I also had 2 questions from attendees that I thought were interesting and caused me to write some code to verify how things worked. The first question was about delegates. The attendee asked if delegates work when the callback is to a virtual method. That night, I coded up the code below to test things out. Without peeking, can you guess what the output from this code is? “B: 34“ or “D: 34“?
 
using System;
 
class B {
   delegate String Del(Int32 x);
 
   static void Main() {
      B b = new D();
      Del del = new Del(b.M);
      Console.WriteLine(del(34));
   }
   protected virtual String M(Int32 x ) {
      return “B: ” + x;
   }
}
 
class D : B {
   protected override String M(Int32 x) {
      return “D: ” + x;
   }
}
 
The answer is “D: 34” as the delegate contains a reference to a D object and calling the instance method M DOES in fact happen polymorphically.
 
The second question was about the difference between System.Exception’s Message property and its ToString method.
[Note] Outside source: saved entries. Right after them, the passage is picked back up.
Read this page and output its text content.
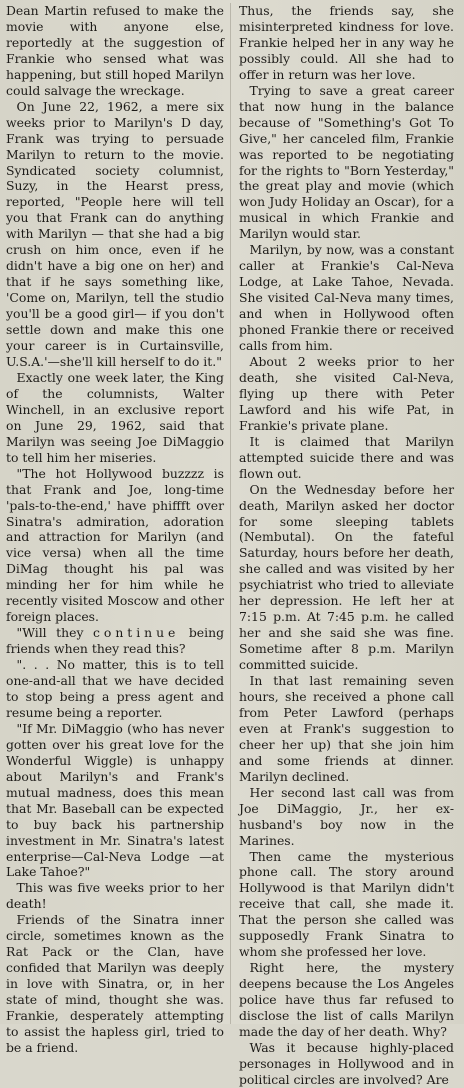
Dean Martin refused to make the movie with anyone else, reportedly at the suggestion of Frankie who sensed what was happening, but still hoped Marilyn could salvage the wreckage.

On June 22, 1962, a mere six weeks prior to Marilyn's D day, Frank was trying to persuade Marilyn to return to the movie. Syndicated society columnist, Suzy, in the Hearst press, reported, "People here will tell you that Frank can do anything with Marilyn — that she had a big crush on him once, even if he didn't have a big one on her) and that if he says something like, 'Come on, Marilyn, tell the studio you'll be a good girl— if you don't settle down and make this one your career is in Curtainsville, U.S.A.'—she'll kill herself to do it."

Exactly one week later, the King of the columnists, Walter Winchell, in an exclusive report on June 29, 1962, said that Marilyn was seeing Joe DiMaggio to tell him her miseries.

"The hot Hollywood buzzzz is that Frank and Joe, long-time 'pals-to-the-end,' have phiffft over Sinatra's admiration, adoration and attraction for Marilyn (and vice versa) when all the time DiMag thought his pal was minding her for him while he recently visited Moscow and other foreign places.

"Will they continue being friends when they read this?

". . . No matter, this is to tell one-and-all that we have decided to stop being a press agent and resume being a reporter.

"If Mr. DiMaggio (who has never gotten over his great love for the Wonderful Wiggle) is unhappy about Marilyn's and Frank's mutual madness, does this mean that Mr. Baseball can be expected to buy back his partnership investment in Mr. Sinatra's latest enterprise—Cal-Neva Lodge —at Lake Tahoe?"

This was five weeks prior to her death!

Friends of the Sinatra inner circle, sometimes known as the Rat Pack or the Clan, have confided that Marilyn was deeply in love with Sinatra, or, in her state of mind, thought she was. Frankie, desperately attempting to assist the hapless girl, tried to be a friend.

Thus, the friends say, she misinterpreted kindness for love. Frankie helped her in any way he possibly could. All she had to offer in return was her love.

Trying to save a great career that now hung in the balance because of "Something's Got To Give," her canceled film, Frankie was reported to be negotiating for the rights to "Born Yesterday," the great play and movie (which won Judy Holiday an Oscar), for a musical in which Frankie and Marilyn would star.

Marilyn, by now, was a constant caller at Frankie's Cal-Neva Lodge, at Lake Tahoe, Nevada. She visited Cal-Neva many times, and when in Hollywood often phoned Frankie there or received calls from him.

About 2 weeks prior to her death, she visited Cal-Neva, flying up there with Peter Lawford and his wife Pat, in Frankie's private plane.

It is claimed that Marilyn attempted suicide there and was flown out.

On the Wednesday before her death, Marilyn asked her doctor for some sleeping tablets (Nembutal). On the fateful Saturday, hours before her death, she called and was visited by her psychiatrist who tried to alleviate her depression. He left her at 7:15 p.m. At 7:45 p.m. he called her and she said she was fine. Sometime after 8 p.m. Marilyn committed suicide.

In that last remaining seven hours, she received a phone call from Peter Lawford (perhaps even at Frank's suggestion to cheer her up) that she join him and some friends at dinner. Marilyn declined.

Her second last call was from Joe DiMaggio, Jr., her ex-husband's boy now in the Marines.

Then came the mysterious phone call. The story around Hollywood is that Marilyn didn't receive that call, she made it. That the person she called was supposedly Frank Sinatra to whom she professed her love.

Right here, the mystery deepens because the Los Angeles police have thus far refused to disclose the list of calls Marilyn made the day of her death. Why?

Was it because highly-placed personages in Hollywood and in political circles are involved? Are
I had forgotten what ToString on an Exception actually does so I used Lutz’s Reflector to check the code for these two members. The Message property returns just the exception’s message while ToString returns the class name, the Message text, the Stack trace, and repeats this for all nested exceptions too.
 
My next event is Devscovery Atlanta where, I’m sure I’ll have just as much fun AND, I hope I learn some more while I’m there.